Patritumab deruxtecan (HER3-DXd, Daiichi Sankyo/AstraZeneca) also moved forward, with regulators in the U.S. and EU accepting updated IND amendments for expanded evaluation in HER3-expressing metastatic breast cancer. The inclusion of breast cancer as a major indication underlines the industry’s growing focus on HER3 as an actionable target.
In the immuno-oncology space, Merck and Moderna announced that their personalized mRNA cancer vaccine (mRNA-4157), already in evaluation in melanoma, entered a Phase II trial in triple-negative breast cancer (TNBC) in August. The trial will test the vaccine in combination with pembrolizumab, representing one of the first significant moves to bring individualized mRNA vaccines into the breast cancer landscape.

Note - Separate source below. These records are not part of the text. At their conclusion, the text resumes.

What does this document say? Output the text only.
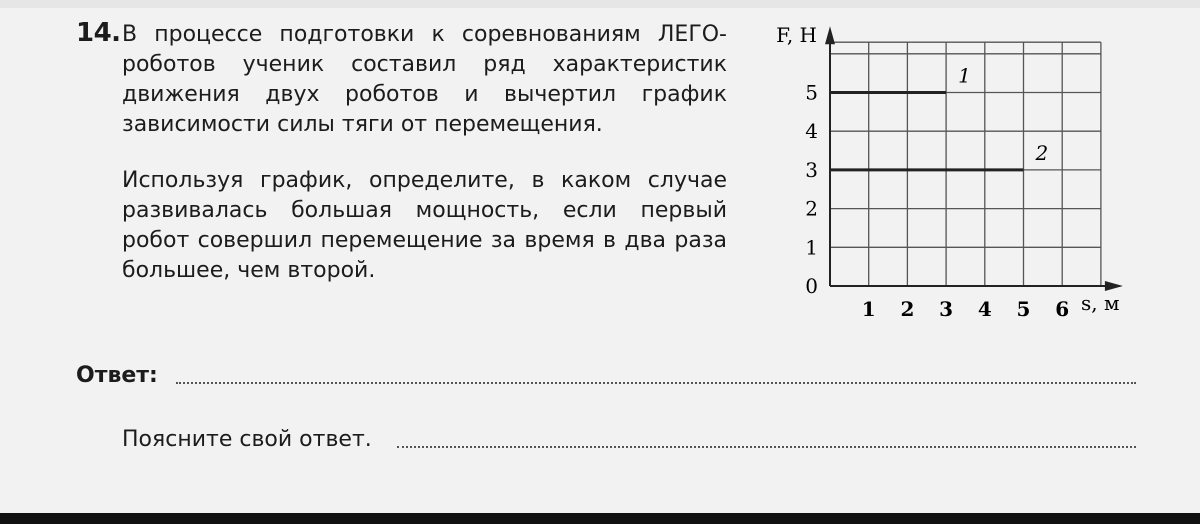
14. В процессе подготовки к соревнованиям ЛЕГО-роботов ученик составил ряд характеристик движения двух роботов и вычертил график зависимости силы тяги от перемещения.
Используя график, определите, в каком случае развивалась большая мощность, если первый робот совершил перемещение за время в два раза большее, чем второй.
1
2
1 2 3 4 5 6
0
1
2
3
4
5
F, Н
s, м
Ответ:
Поясните свой ответ.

From a novel modality perspective, CureVac reported that its siRNA-based therapeutic targeting ESR1 mutations received FDA clearance for Phase I initiation in metastatic endocrine-resistant breast cancer. The IND approval in July highlights how RNA-based drugs are entering niches once dominated by small molecules like SERDs.
Gilead and Arcus Biosciences announced progress with their TIGIT inhibitor domvanalimab in combination with anti-PD-1 therapy, moving into a Phase II breast cancer expansion cohort. Although TIGIT programs have seen mixed results in other tumor types, the decision to expand into breast cancer reflects continued investment in novel checkpoint strategies.
Finally, Shanghai-based Zai Lab disclosed in August that its PARP1-selective inhibitor (ZL-817) received China NMPA clearance for Phase I/II testing in BRCA-mutant breast cancer. This adds to a global push toward next-generation PARP inhibitors designed to improve efficacy while reducing hematologic toxicity.